What and Why?
Most of the infections that can occur in your mouth behave quite unlike colds), presumably because your gums, your tongue and the skin inside your cheeks is tougher and less sensitive. But your throat is susceptible to virus attack and reacts in much the same way as your nose.
The special thing about your throat is the tonsils. These are lymph glands spread out just beneath the skin on each side of your throat. They are closely allied with your adenoids, which are similar glands on either side of your nose near its back entrance, where it joins your throat. They are only separated from your tonsils by the thickness of your soft palate, which is the arch of skin over the top of your throat; it frames the hole you can see in the mirror over the root of your tongue.
Virus attack in your nose or throat can easily arouse the protective function of both your tonsils and adenoids, making them sore and swollen. This may be your most troublesome cold symptom or nasal blockage and catarrh may preponderate; people’s patterns differ. A virus sore throat is commonly accompanied by the other symptoms in some degree, which helps to distinguish it from germ infections.

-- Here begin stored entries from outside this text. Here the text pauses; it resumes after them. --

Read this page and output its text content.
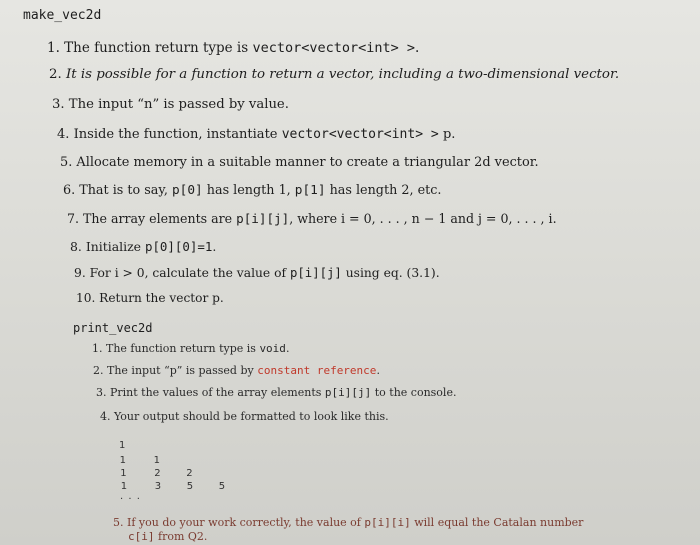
make_vec2d
1. The function return type is vector<vector<int> >.
2. It is possible for a function to return a vector, including a two-dimensional vector.
3. The input “n” is passed by value.
4. Inside the function, instantiate vector<vector<int> > p.
5. Allocate memory in a suitable manner to create a triangular 2d vector.
6. That is to say, p[0] has length 1, p[1] has length 2, etc.
7. The array elements are p[i][j], where i = 0, . . . , n − 1 and j = 0, . . . , i.
8. Initialize p[0][0]=1.
9. For i > 0, calculate the value of p[i][j] using eq. (3.1).
10. Return the vector p.
print_vec2d
1. The function return type is void.
2. The input “p” is passed by constant reference.
3. Print the values of the array elements p[i][j] to the console.
4. Your output should be formatted to look like this.
1
1	1
1	2	2
1	3	5	5
. . .
5. If you do your work correctly, the value of p[i][i] will equal the Catalan number
c[i] from Q2.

These are less common, but are important to recognize. One particular type of germ — called Haemolytic Streptococci because they are round, multiply in threads or strips, and can break up blood cells — is able to hang on for long periods in the tonsils and only cause symptoms at intervals. If not overcome properly these germs can cause chronic rheumatic problems many years later. Although that is now rare, safety cannot be taken for granted.
Swollen red tonsils are not usually infected themselves but actively defending skin under attack somewhere nearby. Repeated swelling at frequent intervals is not unhealthy in your early school years if you are well and vigorous despite it.
What can I do?
Advice to maintain and maximise your health
1. A diet including plenty of crisp fibrous food needs a lot of chewing and is mildly abrasive. The muscular massage and scraping this gives your throat at mealtimes keeps the hollows in the tonsil surface clean, and stops your lymph circulation from getting sluggish and congested — far the best direct protection against sore throats. They are usually more nourishing too, adding to your indirect defences. Daily supplements of Vitamin C and Zinc may help too if you get lots of sore throats.
2. Avoid sugary and white floury foods like biscuits, which become pasty in the mouth and can stick in the hollows of your tonsils making them ideal places for germs to grow. They also nourish you less well, indirectly weakening your defences against microbe attack.
3. When you get a sore throat, try using red sage tea as a soothing antiseptic gargle, or keep a clove of fresh garlic in your cheek as a lozenge. The reek is not too obtrusive provided you keep the outer skins on and do not chew or bruise it. There is no single homoeopathic remedy, you will have to experiment or take advice.
4. A good conventional mouthwash is Thymol Glycerine Compound, which can be used neat or diluted with three parts of hot water. Better for pain is Potassium Chlorate and Phenol Gargle, diluted with an equal part of very hot water; but do not swallow this one, as it is mildly corrosive. Three Dispersible Aspirin in a little water make another good pain-relieving gargle — you do not need to swallow the aspirin.
5. After three days of sore throat see the doctor — sooner if severe sore throat is your only symptom, or fever begins. A swab and antibiotic treatment may be wise.
6. Think three times before having adenoids removed. It is a messy operation with an appreciable risk. Work hard at improving their efficiency and bide your time. Deal with deafness separately (see earache). Tonsillectomy is a neater operation but rarely necessary unless the glands have become festering wrecks, which is more likely nowadays in adult life.